Menurut Halim, dengan aturan sekarang ini tidak ada yang mau investasi, kecuali dari hitung-hitungan BPP masuk. "Namanya investasi harus untung. karena kami harus membayar bunga dan semacamnya. Kalau pemerintah hanya melihat Dubai sebagai bahan perbandingan. Itu tidak bisa dibandingkan di sini," ujarnya ke KONTAN, Selasa (14/11).

Dia mengatakan, saat ini idealnya tarif listrik EBT berkisar US$ 0,15-US$ 0,2 per kWh agar bisa menarik. Dengan aturan BPP ini, bisa mengancam mangkraknya proyek-proyek EBT di pulau besar. Ini akan membuat ketidakpastian investasi.

Menurutnya, hampir semua asosiasi, pengusaha EBT dan anggota Kadin mengeluhkan aturan baru ini. Apalagi dalam aturan baru itu nanti EBT akan ditenderkan oleh PT Perusahaan Listrik Negara (PLN).

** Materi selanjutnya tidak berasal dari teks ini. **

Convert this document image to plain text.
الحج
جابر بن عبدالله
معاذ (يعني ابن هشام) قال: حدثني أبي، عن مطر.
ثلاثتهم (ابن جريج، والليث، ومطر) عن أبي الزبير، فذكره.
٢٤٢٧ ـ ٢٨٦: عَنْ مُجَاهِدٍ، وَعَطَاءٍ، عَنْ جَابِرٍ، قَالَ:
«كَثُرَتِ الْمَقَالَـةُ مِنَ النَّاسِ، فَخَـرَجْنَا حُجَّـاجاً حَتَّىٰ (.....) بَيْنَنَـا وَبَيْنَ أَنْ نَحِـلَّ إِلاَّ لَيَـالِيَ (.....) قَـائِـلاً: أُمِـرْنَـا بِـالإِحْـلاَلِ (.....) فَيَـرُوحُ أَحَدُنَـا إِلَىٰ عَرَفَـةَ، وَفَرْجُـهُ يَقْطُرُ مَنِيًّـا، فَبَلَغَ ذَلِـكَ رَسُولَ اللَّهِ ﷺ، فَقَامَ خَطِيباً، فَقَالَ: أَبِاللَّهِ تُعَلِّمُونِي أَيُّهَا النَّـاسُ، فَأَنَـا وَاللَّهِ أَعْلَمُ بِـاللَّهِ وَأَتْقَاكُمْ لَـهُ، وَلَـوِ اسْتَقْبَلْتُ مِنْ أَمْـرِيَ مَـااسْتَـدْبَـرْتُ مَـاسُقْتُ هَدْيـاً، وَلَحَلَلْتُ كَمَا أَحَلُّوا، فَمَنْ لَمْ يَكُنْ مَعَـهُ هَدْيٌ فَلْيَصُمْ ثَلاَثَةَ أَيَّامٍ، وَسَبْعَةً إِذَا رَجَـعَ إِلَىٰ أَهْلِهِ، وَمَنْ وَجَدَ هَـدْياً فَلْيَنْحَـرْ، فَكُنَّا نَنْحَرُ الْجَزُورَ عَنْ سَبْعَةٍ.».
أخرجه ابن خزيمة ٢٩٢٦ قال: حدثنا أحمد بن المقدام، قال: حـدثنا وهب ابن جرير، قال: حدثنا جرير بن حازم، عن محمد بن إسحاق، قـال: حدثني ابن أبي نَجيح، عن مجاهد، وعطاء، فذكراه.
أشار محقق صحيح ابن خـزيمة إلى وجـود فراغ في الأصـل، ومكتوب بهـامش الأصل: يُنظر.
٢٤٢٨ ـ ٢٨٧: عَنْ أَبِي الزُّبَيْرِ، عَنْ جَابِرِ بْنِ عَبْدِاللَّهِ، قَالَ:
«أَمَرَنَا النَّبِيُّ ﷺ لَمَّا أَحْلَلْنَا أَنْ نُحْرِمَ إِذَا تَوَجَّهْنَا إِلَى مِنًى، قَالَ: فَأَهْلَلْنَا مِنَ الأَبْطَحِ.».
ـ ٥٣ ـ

EBT tidak hanya dihadapkan terbatasnya daerah yang dikembangkan, tetapi juga terhadang banyaknya aturan lain. "Kami sudah mengirim surat ke presiden, mudah-mudahan presiden bisa mengubah atau intervensi ke Menteri ESDM, harga ini tidak menarik. Apalagi pemerintah menargetkan tahun 2025 dengan 23% EBT apakah itu akan terealisasi? Jelas, saya rasa tidak menarik buat swasta untuk investasi," kata dia.

Saat ini Hakka Group sedang membangun solar cell, hidro dan lainnya. "Itu kalau harganya murah jadi tidak menarik. Kami sedang berhitung ulang lagi," kata Halim, yang juga CEO Hakka Group.